When applying for a job, building rapport between you and the company you’re interested in is always a good idea. You can allow the company a glimpse into the human behind the job candidate as well as establish a communication channel that can potentially benefit you greatly in the hiring process.
Generally, a fresh graduate will contact a company either when applying for a new job, following up via email, or inquiring after an interview. Either way, having an open channel of communication during the recruitment/interview process is a great door opener. Questions can be exchanged, concerns can be voiced, and most importantly, thanks can be expressed.
Unfortunately, many great candidates end up missing out on amazing career opportunities due to simple, yet unprofessional, email mistakes.
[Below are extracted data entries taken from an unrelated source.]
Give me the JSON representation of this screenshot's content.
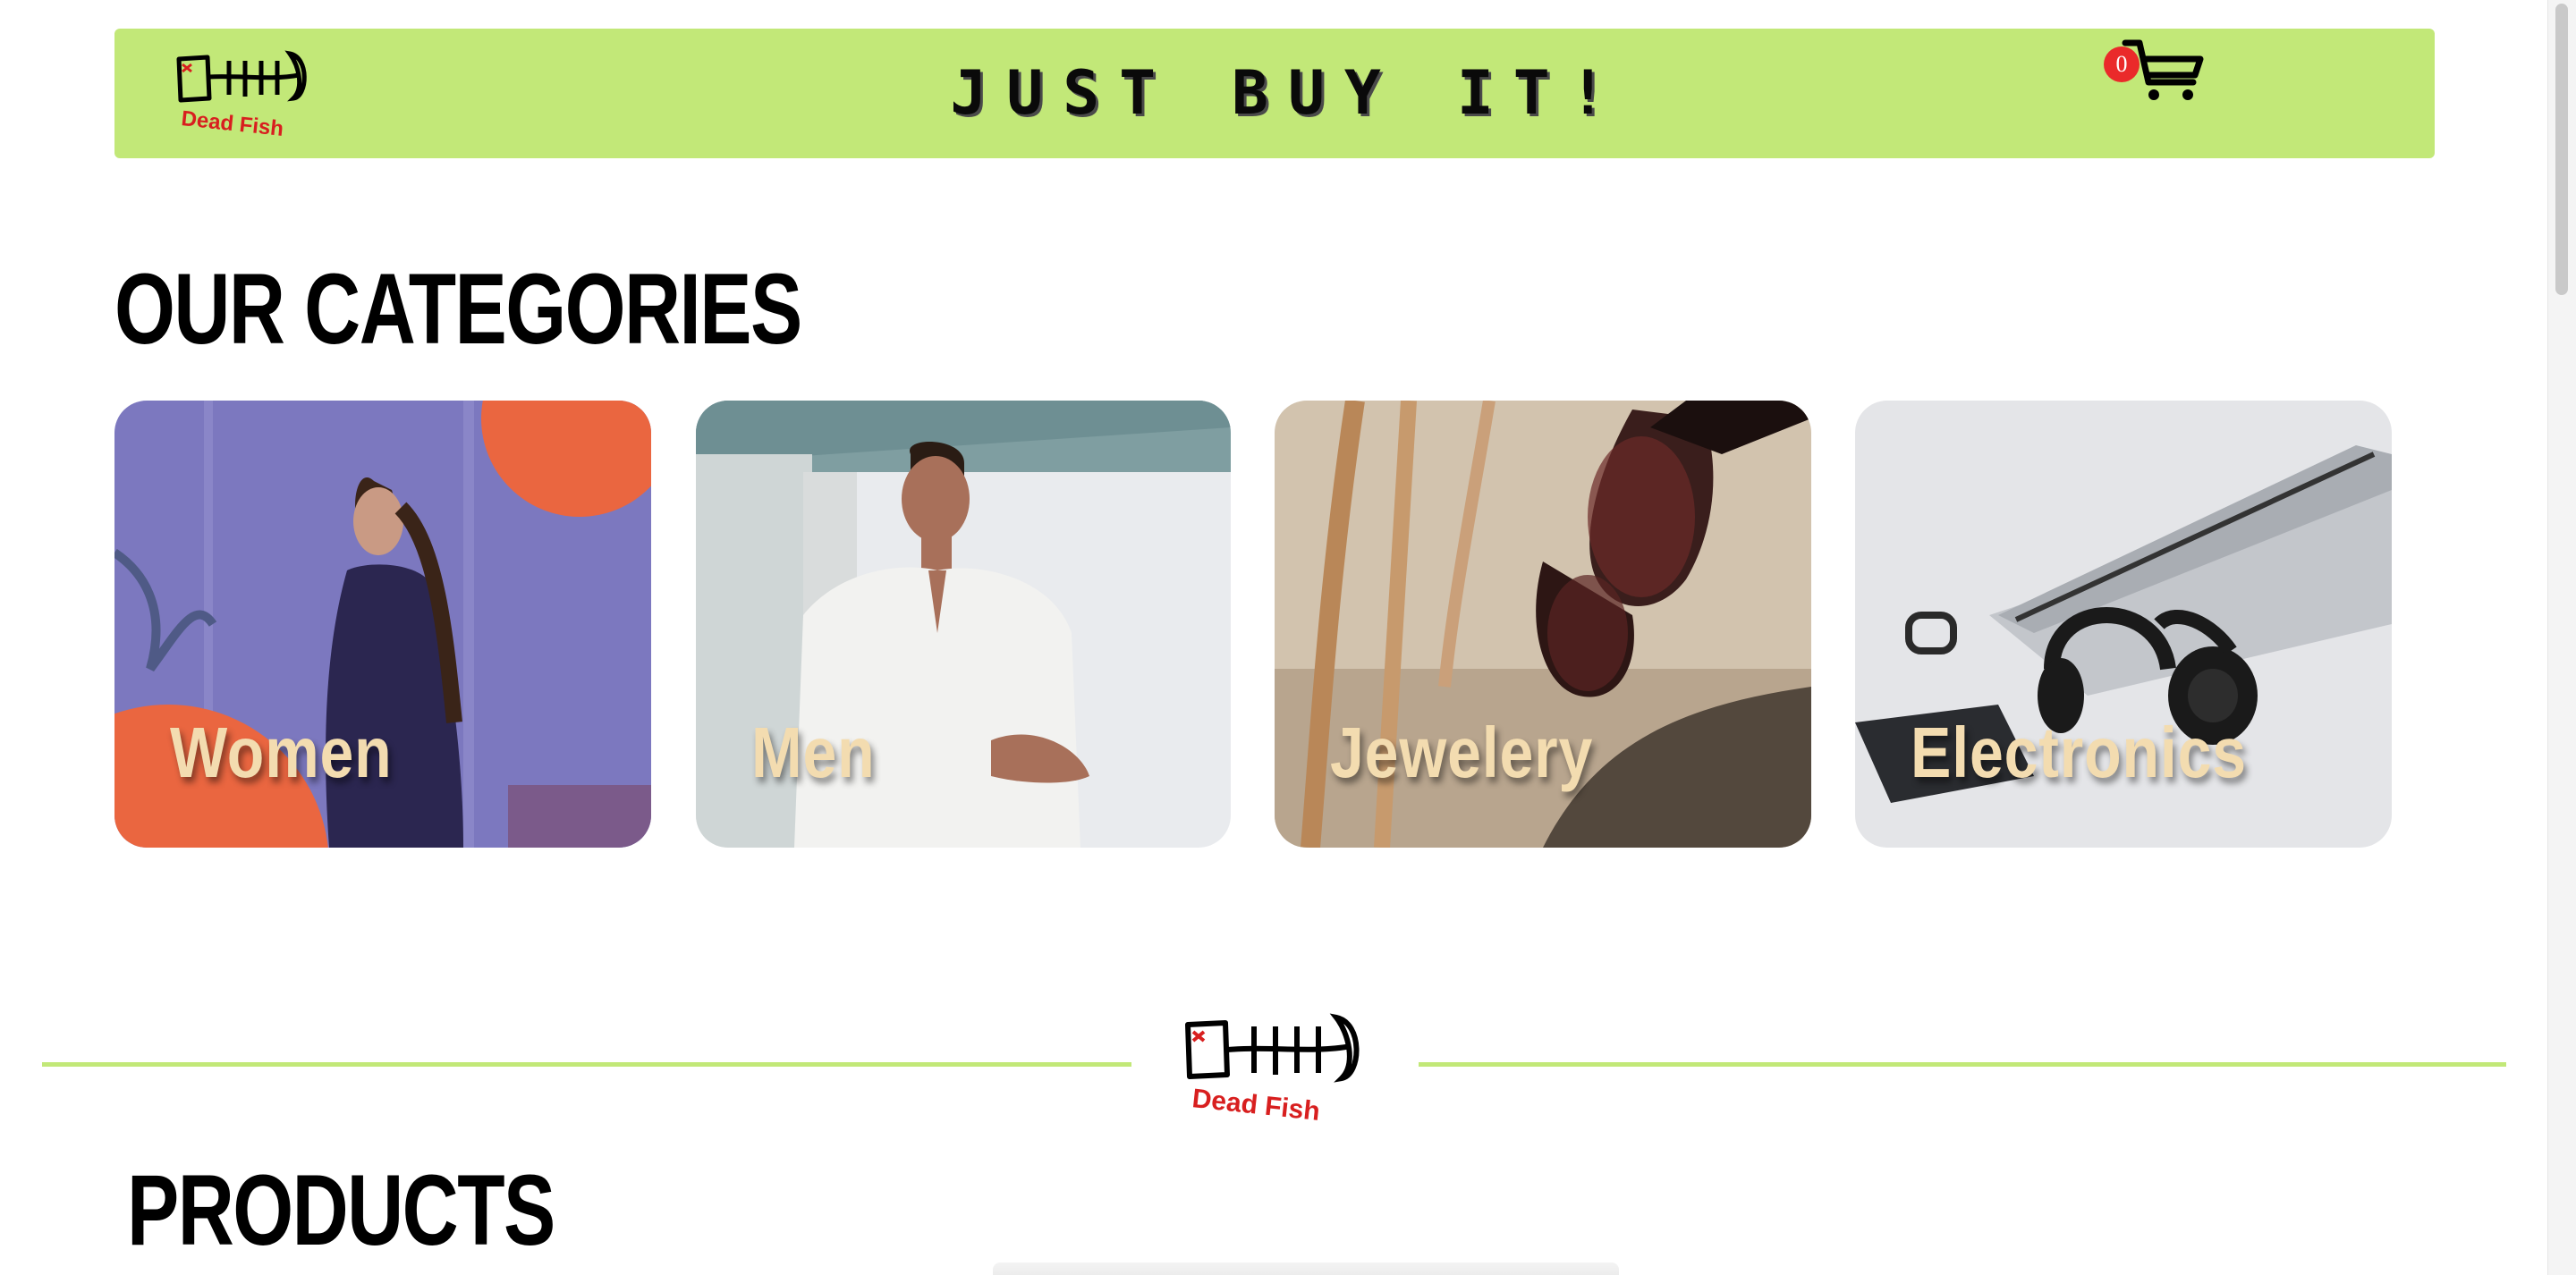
{
  "header": {
    "logo_alt": "Dead Fish",
    "banner_text": "JUST BUY IT!",
    "cart_count": "0",
    "cart_icon": "cart-icon",
    "background_color": "#c2e878"
  },
  "categories": {
    "title": "OUR CATEGORIES",
    "items": [
      {
        "label": "Women"
      },
      {
        "label": "Men"
      },
      {
        "label": "Jewelery"
      },
      {
        "label": "Electronics"
      }
    ]
  },
  "divider": {
    "logo_text": "Dead Fish",
    "line_color": "#c2e878"
  },
  "products": {
    "title": "PRODUCTS"
  },
  "colors": {
    "accent": "#c2e878",
    "badge": "#ea2a2a",
    "card_label": "#f3dcb0"
  }
}
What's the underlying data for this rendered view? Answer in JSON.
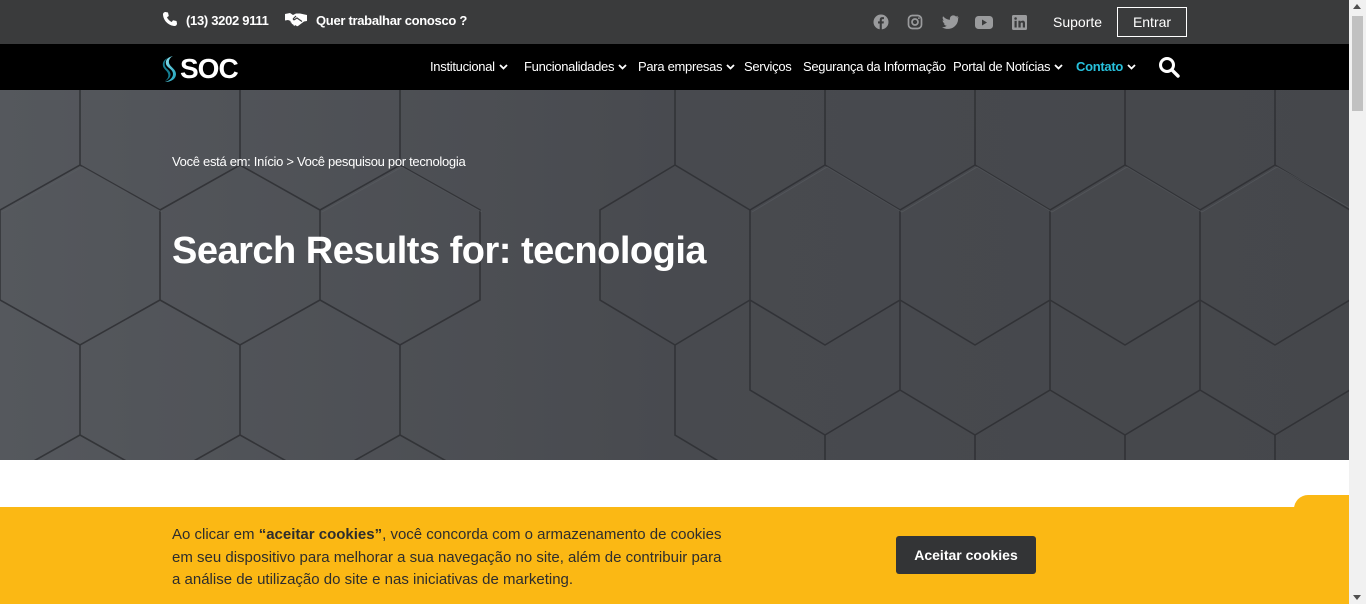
{
  "topbar": {
    "phone": "(13) 3202 9111",
    "jobs": "Quer trabalhar conosco ?",
    "social": [
      "facebook-icon",
      "instagram-icon",
      "twitter-icon",
      "youtube-icon",
      "linkedin-icon"
    ],
    "support": "Suporte",
    "login": "Entrar"
  },
  "nav": {
    "logo": "SOC",
    "items": [
      {
        "label": "Institucional"
      },
      {
        "label": "Funcionalidades"
      },
      {
        "label": "Para empresas"
      },
      {
        "label": "Serviços"
      },
      {
        "label": "Segurança da Informação"
      },
      {
        "label": "Portal de Notícias"
      },
      {
        "label": "Contato"
      }
    ]
  },
  "hero": {
    "breadcrumb_prefix": "Você está em:",
    "breadcrumb_home": "Início",
    "breadcrumb_separator": ">",
    "breadcrumb_current": "Você pesquisou por tecnologia",
    "title": "Search Results for: tecnologia"
  },
  "cookie": {
    "text_before": "Ao clicar em ",
    "text_bold": "“aceitar cookies”",
    "text_after": ", você concorda com o armazenamento de cookies em seu dispositivo para melhorar a sua navegação no site, além de contribuir para a análise de utilização do site e nas iniciativas de marketing.",
    "button": "Aceitar cookies"
  },
  "colors": {
    "topbar": "#3a3b3c",
    "navbar": "#000000",
    "accent": "#27c1dc",
    "hero": "#4b4d52",
    "cookie": "#fbb814",
    "button": "#333436"
  }
}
People often underestimate the importance of a well-written and well-structured email, especially in making a great first impression on the employer.
Before sending an email to a potential employer, make sure you apply the following rules to avoid any unprofessional email mistakes.
1. Do not use vague subject lines
Make sure your subject lines are concise, clear, and actually say what the email is about. When you’re emailing people for the first time, make sure you include information that will make them click on the email as your name and email address might not still be familiar with the recipient.
2. Avoid late night or early morning emails
When contacting potential managers, take into consideration time zone and working hours. For example, Fridays and Saturdays are days off in Jordan and the United Arab Emirates while Saturdays and Sundays are the weekend days in Lebanon. In addition, make sure the recipient is awake when they receive your email. No one likes to receive a 3AM email.
3. Use a professional email address
Beauty_eyes_gurl_94@unprofessionaldomain.com and email@example.com are email addresses that most professional email servers will filter as junk/spam. If not, they will most probably be deleted. Simple email address rules are: 1) use first and/or last name; 2) avoid underscores and opt for dots instead; 3) try your best to avoid numbers; and 5) use a professional email provider (e.g. Gmail, iCloud, Microsoft), or, better yet, your own domain.
4. Do not be too casual
While the tone of your email should reflect your relationship with the recipient, being too casual will reflect negatively on your image. Your potential future manager will appreciate the follow up or the thank you email, and it might even contribute to you getting the job. However, they must not think of you as someone who is careless and doesn’t respect the manager-employee relationship. This means always be extra careful with word choice, tone, and format.
5. Do not be too rigid
While being too casual can harm you, being too rigid or stiff can harm you just as much. You must keep in mind that you do not want to sound like a robot or someone who doesn’t understand professional relationships. You can simply add a little bit of your personality in your emails. Some enthusiasm about the opportunity you’ve been given is always good.
6. Use a serious signature
By all means, avoid inspirational quotes, cute images, or anything that might not be interesting to all recipients. You need to keep professional correspondence neat and concise in all aspects. Your signature should include your name, contact information, and (if applicable) current position and employer. No need for the extra flare.